Los especialistas reconocen dos especies de chinchilla, la de cola larga o costina (Chinchilla lanigera) y la de cola corta o andina (Chinchilla chinchilla). Aun teniendo diferentes ecologías y distribuciones, tienen historias similares. Después de haber sido consideradas extintas durante muchos años, solo recientemente se han descubierto unas pocas colonias dispersas de chinchillas en algunos de los lugares más inhóspitos y remotos de la Tierra, probablemente recuperándose de una de las persecuciones humanas más intensas registradas. Millones de estos animales fueron muertos para vestir la moda del norte. Recientemente se han descubierto grandes cantidades de oro debajo de unas pocas colonias de chinchillas en los altos Andes.

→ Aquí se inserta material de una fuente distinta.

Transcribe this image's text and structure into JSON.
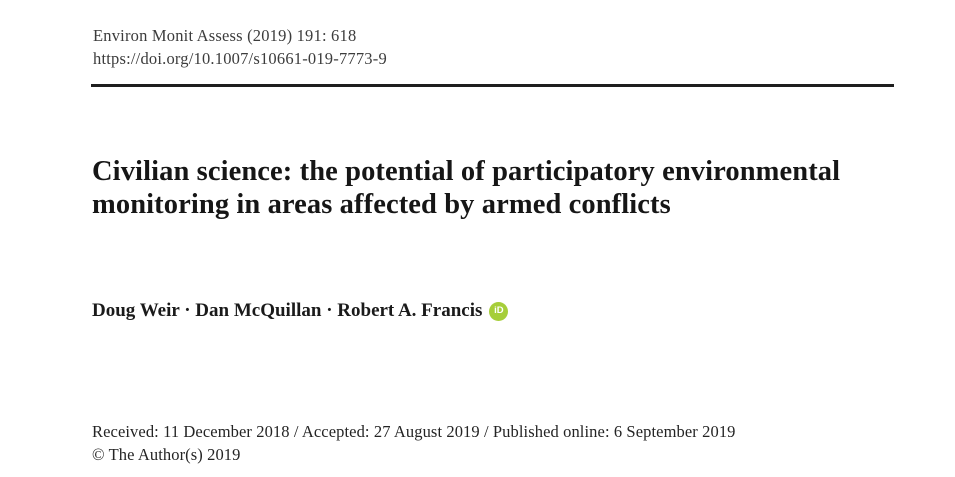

Un ejemplo de esto y que ha estado recientemente en las noticias es el caso de los sitios mineros de Gold Fields en el norte de Chile. En uno de sus artículos, Ed Stoddard reporta que estos sitios contendrían hasta 3.5 millones de onzas de oro extraíble, una cantidad tan grande que es casi imposible de imaginar. Esta empresa minera sudafricana ya está en funcionamiento y lista para explotar este valioso mineral, pero se enfrenta al hecho de que las chinchillas están consideradas en peligro de extinción por la legislación nacional e internacional. Además, la especie también es considerada un monumento natural por el gobierno chileno. Aunque las chinchillas se pueden trasladar como ya lo están haciendo en dicho proyecto, lo que cumple con la ley chilena, los científicos y biólogos conservacionistas cuestionan la viabilidad de estas acciones ya que ningún estudio respalda estas intervenciones ni muestran su viabilidad. Es más, a raíz de estas intervenciones de “manejo” han muerto ya varias chinchillas, lo que ha resultado en que el Ministerio del Medio Ambiente, a través de su subsecretaría -amparada en la ley de bases del medio ambiente- ha resuelto que las operaciones de este gran proyecto no pueden seguir. Esta situación ha generado la respuesta de los especialistas abajo firmantes como una carta que fue recientemente publicada por la revista Science, una de las más prestigiosas a nivel mundial.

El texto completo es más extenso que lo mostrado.